Dalam perikop ini, Yesus mengutus tujuh puluh orang murid-Nya. Ini berbeda dengan perikop lainnya, misalnya Luk. 9:1-6, di mana Yesus dikisahkan mengutus dua belas murid pilihan-Nya, yakni para rasul. Besarnya jumlah murid yang diutus, yakni tujuh puluh orang, menandakan bahwa pengutusan ini diperuntukkan bagi semua pengikut Yesus. Setiap orang yang mengikuti Dia adalah “pekerja untuk tuaian”.
Gereja menegaskan bahwa tugas pengutusan dari Yesus diberikan kepada semua orang Katolik. Dikatakan bahwa Gereja pada dasarnya adalah misionaris (bdk. Ad Gentes 2). Hal ini berarti kita tidak bisa disebut sebagai anggota Gereja jika kita bukan seorang misionaris. Semua orang tanpa terkecuali, baik imam, kaum religius, maupun umat awam, adalah “pekerja untuk tuaian”.
Peran sebagai misionaris menyatu dengan status sebagai murid Yesus. Kita tidak bisa menjadi murid Kristus tanpa menjadi juga seorang misionaris. Santa Teresa dari Avila mengingatkan hal ini dalam tulisannya. Ia menuliskan: “Yesus Kristus tidak lagi memiliki tubuh di dunia ini, tetapi kita adalah tubuh-Nya; tidak ada tangan, dan kitalah tangan-Nya; tidak ada lagi kaki, kita adalah kaki-Nya. Kita adalah mata Kristus yang memandang dunia ini dengan penuh belas kasihan. Kita adalah kaki Kristus yang berkeliling untuk berbuat baik. Kita adalah tangan Kristus yang menjadi sarana bagi Dia untuk memberkati banyak orang.”

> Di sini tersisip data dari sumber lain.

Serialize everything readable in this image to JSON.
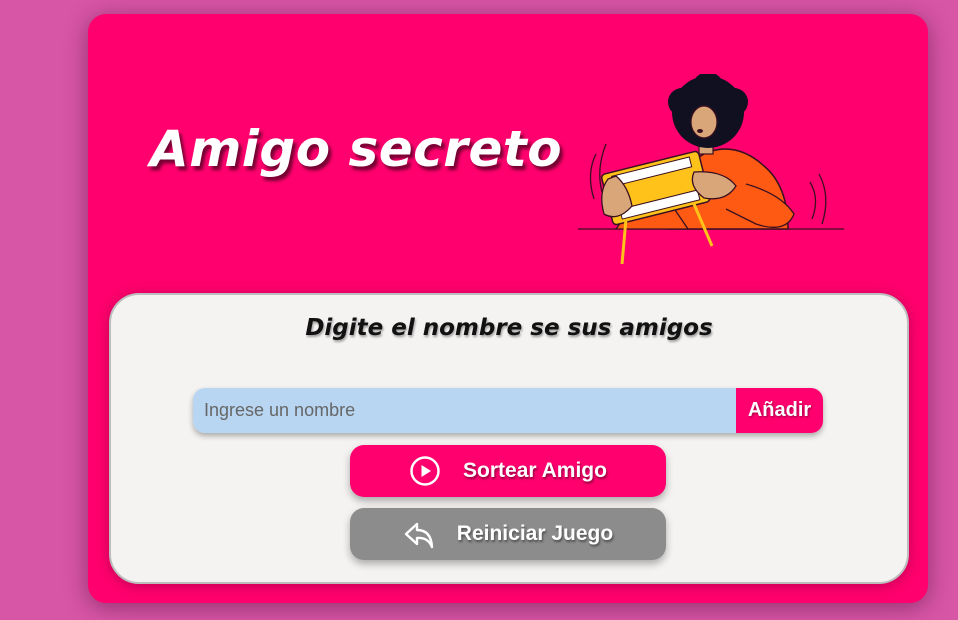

Salah satu misi yang dimandatkan oleh Yesus bagi semua pengikut-Nya adalah mewartakan dan menghidupi damai yang dimulai dari rumah tangga. Inilah tugas keluarga-keluarga Katolik. Ketika damai sejahtera tumbuh dan berkembang dalam keluarga, masyarakat dan dunia akan damai juga. Paus Fransiskus menegaskan bagaimana mewujudkan damai dalam tataran praktis. Kedamaian akan terwujud di dalam komunitas, keluarga, atau masyarakat bila tidak ada gosip, kecemburuan, fitnah, dan penistaan.
Di tengah-tengah masyarakat yang rawan terpecah belah karena hoaks, karena perbedaan suku dan agama, kita dipanggil menjadi misionaris yang membawa damai sejahtera.